Emmanuel Macron ne s’en étant jamais caché, on savait que le prélèvement à la source n’aurait pas nécessairement de beaux jours devant lui en cas de victoire du candidat lors des élections présidentielles.

Principal argument avancé lors de la campagne électorale : le prélèvement à la source tel que prévu par le gouvernement Hollande présente une trop grande complexité dans sa mise en œuvre pour les entreprises.

Désormais, le prélèvement à la source semble même être dans l’œil du cyclone puisque ce n’est plus un report qui est évoqué mais une suspension pure et simple du dispositif.

En effet, si le nouveau président de la République a promis un audit de la réforme pour le mois de juin, lors d’une interview accordée au journal La Voix du Nord, le nouveau ministre du Budget Gérald Darmanin est allé plus loin en annonçant qu’il comptait être « le ministre de la suspension de l’impôt à la source »

Et il semblerait que cette position soit partagée par le Premier Ministre Edouard Philippe qui a profité d’une interview accordée au JDD ce dimanche pour déclarer « J’ai demandé au ministre en charge du Budget, Gérald Darmanin, d’examiner les conditions de sa mise en œuvre.
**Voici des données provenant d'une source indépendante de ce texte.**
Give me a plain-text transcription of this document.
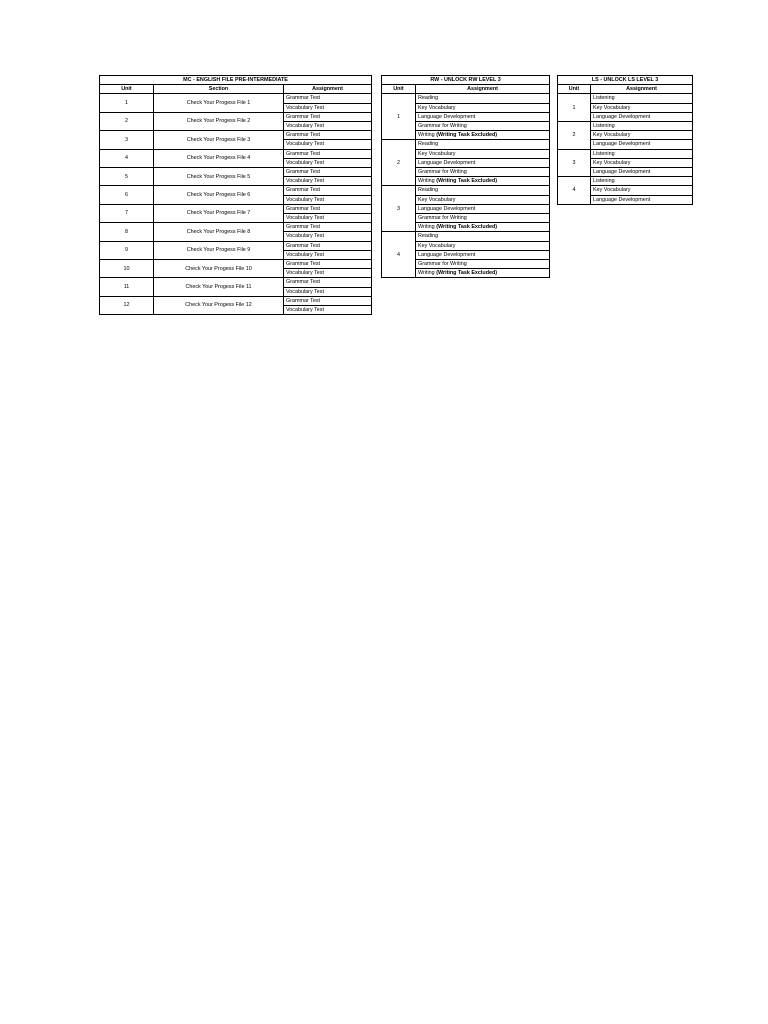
MC - ENGLISH FILE PRE-INTERMEDIATE		
Unit	Section	Assignment
1	Check Your Progess File 1	Grammar Test
		Vocabulary Test
2	Check Your Progess File 2	Grammar Test
		Vocabulary Test
3	Check Your Progess File 3	Grammar Test
		Vocabulary Test
4	Check Your Progess File 4	Grammar Test
		Vocabulary Test
5	Check Your Progess File 5	Grammar Test
		Vocabulary Test
6	Check Your Progess File 6	Grammar Test
		Vocabulary Test
7	Check Your Progess File 7	Grammar Test
		Vocabulary Test
8	Check Your Progess File 8	Grammar Test
		Vocabulary Test
9	Check Your Progess File 9	Grammar Test
		Vocabulary Test
10	Check Your Progess File 10	Grammar Test
		Vocabulary Test
11	Check Your Progess File 11	Grammar Test
		Vocabulary Test
12	Check Your Progess File 12	Grammar Test
		Vocabulary Test
RW - UNLOCK RW LEVEL 3	
Unit	Assignment
1	Reading
	Key Vocabulary
	Language Development
	Grammar for Writing
	Writing (Writing Task Excluded)
2	Reading
	Key Vocabulary
	Language Development
	Grammar for Writing
	Writing (Writing Task Excluded)
3	Reading
	Key Vocabulary
	Language Development
	Grammar for Writing
	Writing (Writing Task Excluded)
4	Reading
	Key Vocabulary
	Language Development
	Grammar for Writing
	Writing (Writing Task Excluded)
LS - UNLOCK LS LEVEL 3	
Unit	Assignment
1	Listening
	Key Vocabulary
	Language Development
2	Listening
	Key Vocabulary
	Language Development
3	Listening
	Key Vocabulary
	Language Development
4	Listening
	Key Vocabulary
	Language Development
Ensuite nous discuterons au sein du gouvernement, et une décision sera prise très rapidement ». Il a ajouté, signe de la réticence du gouvernement à mettre en œuvre ce prélèvement : « Tout le monde sait que cette réforme, telle qu’elle a été envisagée, est une source de complexité supplémentaire pour les entreprises ».

Si finalement le prélèvement à la source est abandonné en l’état, il aura tout de même coûté 50 millions d’euros à l’Administration fiscale qui avait d’ores et déjà engagé des frais de développement informatique et de formation de son personnel.

Dans tous les cas, une position ferme de la part du nouveau gouvernement est très attendue notamment par les français détenant des produits d’épargne retraite comme le PERP ou le contrat Madelin et qui ont suspendus leurs versements ne pouvant pas bénéficier pour 2017, année « blanche », de la déduction fiscale octroyée en contrepartie du versement de cotisations.